Leon Neal/AFP/Getty Images
Titian's 'Diana and Actaeon' at the National Gallery in London may be one of the paintings in danger of damage.
Titian's 'Diana and Actaeon' at the National Gallery in London may be one of the paintings in danger of damage. Leon Neal/AFP/Getty Images
When you think about sixteenth century Venetian painter, Titian, you think of the color red — maybe you've even described a particularly fiery headed friend as having hair of "Titian red." That red is made by vermilion— which is not just a color but a toxic mercury compound. The National Gallery in London has a permanent collection with works by Titian, Cézanne, Michelangelo and Monet. This past week's heavy snow has meant a lot of tourists tracking salt and snow through the galleries — which has posed a serious problem. From The Daily Telegraph:
The problem occurs when high levels of sodium or calcium chloride – found in de-icing mixtures such as road grit and salt – are brought into a gallery on the soles of visitors shoes.

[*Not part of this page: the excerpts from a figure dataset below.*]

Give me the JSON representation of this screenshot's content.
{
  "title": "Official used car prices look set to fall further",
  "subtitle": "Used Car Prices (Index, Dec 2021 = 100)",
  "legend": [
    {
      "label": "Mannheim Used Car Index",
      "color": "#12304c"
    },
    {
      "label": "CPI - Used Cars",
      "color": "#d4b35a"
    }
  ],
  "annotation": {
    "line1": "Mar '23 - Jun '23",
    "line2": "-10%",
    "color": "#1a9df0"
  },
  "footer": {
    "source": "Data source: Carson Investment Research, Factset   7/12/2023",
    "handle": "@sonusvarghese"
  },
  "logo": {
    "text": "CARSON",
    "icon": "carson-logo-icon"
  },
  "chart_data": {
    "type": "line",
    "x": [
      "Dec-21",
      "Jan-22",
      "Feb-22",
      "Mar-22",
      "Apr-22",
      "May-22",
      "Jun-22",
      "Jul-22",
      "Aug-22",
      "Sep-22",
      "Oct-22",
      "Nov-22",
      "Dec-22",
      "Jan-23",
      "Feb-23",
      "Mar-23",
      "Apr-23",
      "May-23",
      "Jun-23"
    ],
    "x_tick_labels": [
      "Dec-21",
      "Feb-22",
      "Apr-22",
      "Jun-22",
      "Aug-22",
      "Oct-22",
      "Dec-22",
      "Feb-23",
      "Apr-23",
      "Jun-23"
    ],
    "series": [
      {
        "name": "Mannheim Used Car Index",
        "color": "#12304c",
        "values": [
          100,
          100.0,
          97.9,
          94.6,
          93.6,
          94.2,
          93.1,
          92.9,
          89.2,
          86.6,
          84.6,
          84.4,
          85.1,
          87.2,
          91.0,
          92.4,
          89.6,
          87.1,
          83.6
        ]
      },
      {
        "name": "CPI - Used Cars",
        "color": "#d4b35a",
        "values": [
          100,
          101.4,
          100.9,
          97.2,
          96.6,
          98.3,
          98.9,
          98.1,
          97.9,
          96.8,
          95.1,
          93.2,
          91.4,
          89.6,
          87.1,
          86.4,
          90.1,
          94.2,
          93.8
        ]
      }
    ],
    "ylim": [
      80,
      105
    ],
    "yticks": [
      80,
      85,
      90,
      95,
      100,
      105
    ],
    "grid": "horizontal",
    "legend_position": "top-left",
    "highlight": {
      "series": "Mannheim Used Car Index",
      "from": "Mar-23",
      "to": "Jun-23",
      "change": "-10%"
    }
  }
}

Works most at risk are those containing the traditional red pigment vermilion, commonly used in the nation’s old master pictures.
Dr Ashok Roy, director of science at the National Gallery, said:“We really started to notice a problem at the end of last winter but it’s only after facing similar challenges with the snow this year that the issue became particularly acute.”
We'd describe this in our morning meeting as "darn interesting," but since the problem causes blackening of the old masters' colors... it also seems darn sad. If you're in London, wipe your feet!